To reduce excess vata energies, you should practice in a quiet, grounded and structured way. Your challenge is to try one or two of these suggestions each day this week:
It is best for vatas to work the poses with the breath and hold the standing, seated, forward bends and twists longer than they are inclined to do. Seated lateral bends or Sun Salutations should be done expressly while focusing on the breath. Pause in Uttanasana and feel your connection to the earth.
Back bends tend to increase the vata dosha if done excessively or unconsciously. Done gently, they keep the spine supple preventing excess Vata from accumulating in the vertebrae. Try Sphinx pose or a fully supported back bend such as Mountain Brook Pose.
Vatas should think of building core strength in the body while maintaining flexibility. Practice Navasana in stages so that you can sustain your time in the pose with balance and poise.
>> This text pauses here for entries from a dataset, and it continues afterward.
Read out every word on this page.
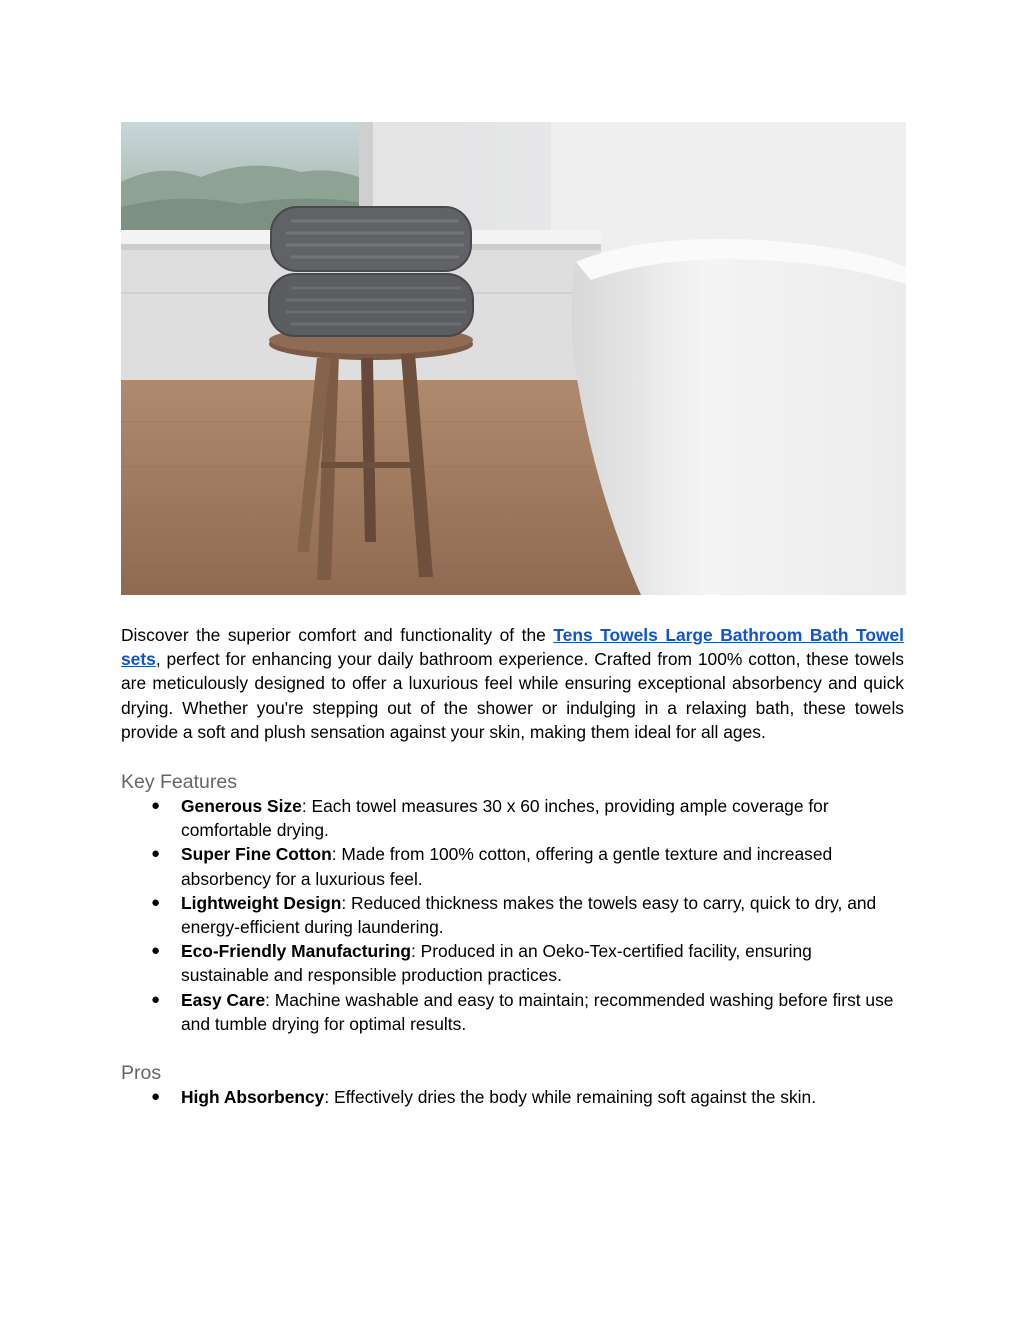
Discover the superior comfort and functionality of the Tens Towels Large Bathroom Bath Towel sets, perfect for enhancing your daily bathroom experience. Crafted from 100% cotton, these towels are meticulously designed to offer a luxurious feel while ensuring exceptional absorbency and quick drying. Whether you're stepping out of the shower or indulging in a relaxing bath, these towels provide a soft and plush sensation against your skin, making them ideal for all ages.

Key Features
● Generous Size: Each towel measures 30 x 60 inches, providing ample coverage for comfortable drying.
● Super Fine Cotton: Made from 100% cotton, offering a gentle texture and increased absorbency for a luxurious feel.
● Lightweight Design: Reduced thickness makes the towels easy to carry, quick to dry, and energy-efficient during laundering.
● Eco-Friendly Manufacturing: Produced in an Oeko-Tex-certified facility, ensuring sustainable and responsible production practices.
● Easy Care: Machine washable and easy to maintain; recommended washing before first use and tumble drying for optimal results.
Pros
● High Absorbency: Effectively dries the body while remaining soft against the skin.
Savasana is the best pose for pacifying vata and should be practiced daily for 15-20 minutes as a conclusion to the asana practice. Be sure to stay warm.
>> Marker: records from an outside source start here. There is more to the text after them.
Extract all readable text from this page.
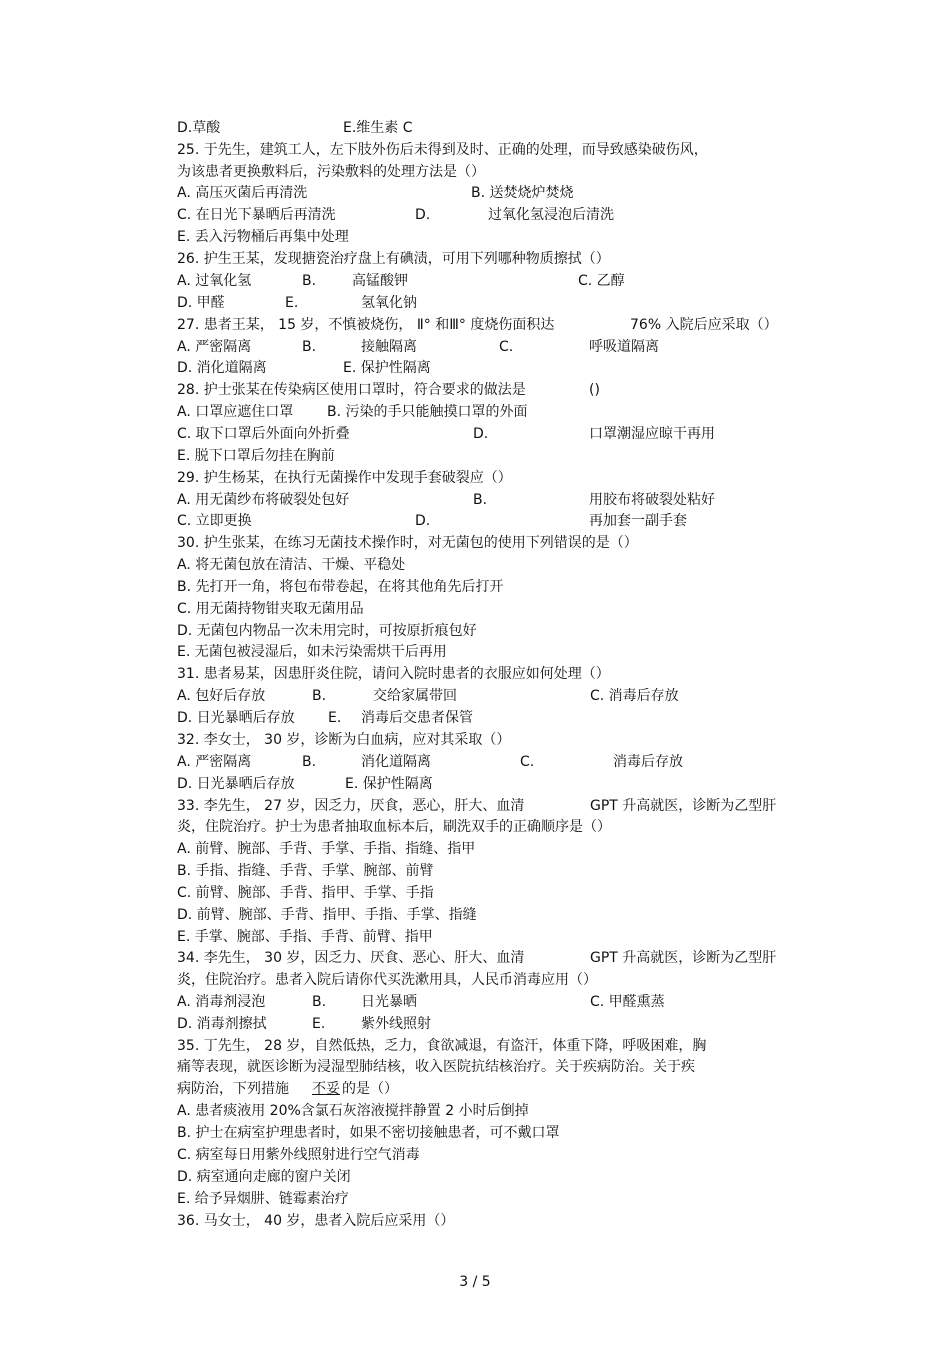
D.草酸	E.维生素 C
25. 于先生，建筑工人，左下肢外伤后未得到及时、正确的处理，而导致感染破伤风，
为该患者更换敷料后，污染敷料的处理方法是（）
A. 高压灭菌后再清洗	B. 送焚烧炉焚烧
C. 在日光下暴晒后再清洗	D.	过氧化氢浸泡后清洗
E. 丢入污物桶后再集中处理
26. 护生王某，发现搪瓷治疗盘上有碘渍，可用下列哪种物质擦拭（）
A. 过氧化氢	B.	高锰酸钾	C. 乙醇
D. 甲醛	E.	氢氧化钠
27. 患者王某， 15 岁，不慎被烧伤， Ⅱ° 和Ⅲ° 度烧伤面积达	76% 入院后应采取（）
A. 严密隔离	B.	接触隔离	C.	呼吸道隔离
D. 消化道隔离	E. 保护性隔离
28. 护士张某在传染病区使用口罩时，符合要求的做法是	()
A. 口罩应遮住口罩 B. 污染的手只能触摸口罩的外面
C. 取下口罩后外面向外折叠	D.	口罩潮湿应晾干再用
E. 脱下口罩后勿挂在胸前
29. 护生杨某，在执行无菌操作中发现手套破裂应（）
A. 用无菌纱布将破裂处包好	B.	用胶布将破裂处粘好
C. 立即更换	D.	再加套一副手套
30. 护生张某，在练习无菌技术操作时，对无菌包的使用下列错误的是（）
A. 将无菌包放在清洁、干燥、平稳处
B. 先打开一角，将包布带卷起，在将其他角先后打开
C. 用无菌持物钳夹取无菌用品
D. 无菌包内物品一次未用完时，可按原折痕包好
E. 无菌包被浸湿后，如未污染需烘干后再用
31. 患者易某，因患肝炎住院，请问入院时患者的衣服应如何处理（）
A. 包好后存放	B.	交给家属带回	C. 消毒后存放
D. 日光暴晒后存放 E. 消毒后交患者保管
32. 李女士， 30 岁，诊断为白血病，应对其采取（）
A. 严密隔离	B.	消化道隔离	C.	消毒后存放
D. 日光暴晒后存放	E. 保护性隔离
33. 李先生， 27 岁，因乏力，厌食，恶心，肝大、血清	GPT 升高就医，诊断为乙型肝
炎，住院治疗。护士为患者抽取血标本后，刷洗双手的正确顺序是（）
A. 前臂、腕部、手背、手掌、手指、指缝、指甲
B. 手指、指缝、手背、手掌、腕部、前臂
C. 前臂、腕部、手背、指甲、手掌、手指
D. 前臂、腕部、手背、指甲、手指、手掌、指缝
E. 手掌、腕部、手指、手背、前臂、指甲
34. 李先生， 30 岁，因乏力、厌食、恶心、肝大、血清	GPT 升高就医，诊断为乙型肝
炎，住院治疗。患者入院后请你代买洗漱用具，人民币消毒应用（）
A. 消毒剂浸泡	B. 日光暴晒	C. 甲醛熏蒸
D. 消毒剂擦拭	E.	紫外线照射
35. 丁先生， 28 岁，自然低热，乏力，食欲减退，有盗汗，体重下降，呼吸困难，胸
痛等表现，就医诊断为浸湿型肺结核，收入医院抗结核治疗。关于疾病防治。关于疾
病防治，下列措施 不妥 的是（）
A. 患者痰液用 20%含氯石灰溶液搅拌静置 2 小时后倒掉
B. 护士在病室护理患者时，如果不密切接触患者，可不戴口罩
C. 病室每日用紫外线照射进行空气消毒
D. 病室通向走廊的窗户关闭
E. 给予异烟肼、链霉素治疗
36. 马女士， 40 岁，患者入院后应采用（）
3 / 5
Remaining still will be the vata’s challenge as well as the reward.
This week’s challenge is for a practice that you do off your mat.
Cleaning your tongue. It should be a daily ritual and maybe some of you do it already. It’s more than a quick brush over the area after you attend to your teeth. Chandra dhauti, sanskrit for “the daily cleansing of the tongue”, involves “scraping” the tongue. Gasp! We will do it gently, I promise.
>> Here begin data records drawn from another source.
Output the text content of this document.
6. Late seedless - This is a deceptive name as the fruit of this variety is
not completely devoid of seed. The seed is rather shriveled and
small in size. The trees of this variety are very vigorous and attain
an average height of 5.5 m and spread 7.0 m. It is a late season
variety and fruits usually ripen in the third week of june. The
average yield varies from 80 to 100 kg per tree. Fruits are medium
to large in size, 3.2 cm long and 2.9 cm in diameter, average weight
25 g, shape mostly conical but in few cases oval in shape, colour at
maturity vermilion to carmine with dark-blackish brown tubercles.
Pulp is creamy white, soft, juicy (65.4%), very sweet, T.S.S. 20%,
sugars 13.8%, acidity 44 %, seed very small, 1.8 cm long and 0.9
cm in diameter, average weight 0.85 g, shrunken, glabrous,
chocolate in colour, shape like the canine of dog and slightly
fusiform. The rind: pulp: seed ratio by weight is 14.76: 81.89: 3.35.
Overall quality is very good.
Why Should We Cleanse the Tongue?
For one, its dirty.
And just like the teeth it can harbor germs and a build up of mucous that should be removed. Your diet will determine the amount of build-up that sits on the tongue. In Ayurveda terms, the build-up is a sign of excess ama. Ama is a sanskrit word defined as the residue of toxins that remain undigested in the body. We all carry them to some extent. Clean eating can reduce the amount of ama but “unhappy or unfocused eating” can also lead to incomplete digestion and an accumulation of ama.
A clean tongue absorbs prana.
With an open pathway, oxygen and prana can flow through the body more effectively. This will make your eyes sparkle and your mind function more clearly. Mystically, the tongue is connected to the moon center or the chandra chakra. The chandra chakra is the portal between the inner and outer worlds. Some say that it is the channel to the fountain of youth. Therefore, it is vital that the tongue gathers each breath effectively, like nectar, in order to stimulate the moon chakra.
What is a Tongue Scraper?
A tongue scraper or cleaner can be plastic or stainless steel. I recommend a stainless steel cleaner as it is easier to keep germ free. I use a relatively inexpensive one by Dr. Tung (click here for the amazon link). A sterling silver or silver plated spoon or butter knife could work also. Just make sure that you use the dull side of the utensil. Traditionally, silver is used because that metal is associated with the moon. It is also known that small deposits of silver on the tongue protect it from infection.
How Do We Cleanse the Tongue?
Brush your teeth and rinse away any toothpaste residue.
Dissolve a pinch of salt into a glass of room temperature water and rinse your mouth again.
Hold the tongue cleaner in both hands, open your mouth & extend your tongue.
Place the loop of the tongue cleaner at the back of the tongue and pull forward gently.
Repeat 2-3 times.
Rinse the tongue cleaner and your mouth with the remaining salt water.
May silvery moonlight stream into your inner space and fill your body with ambrosia, the nectar of immortality.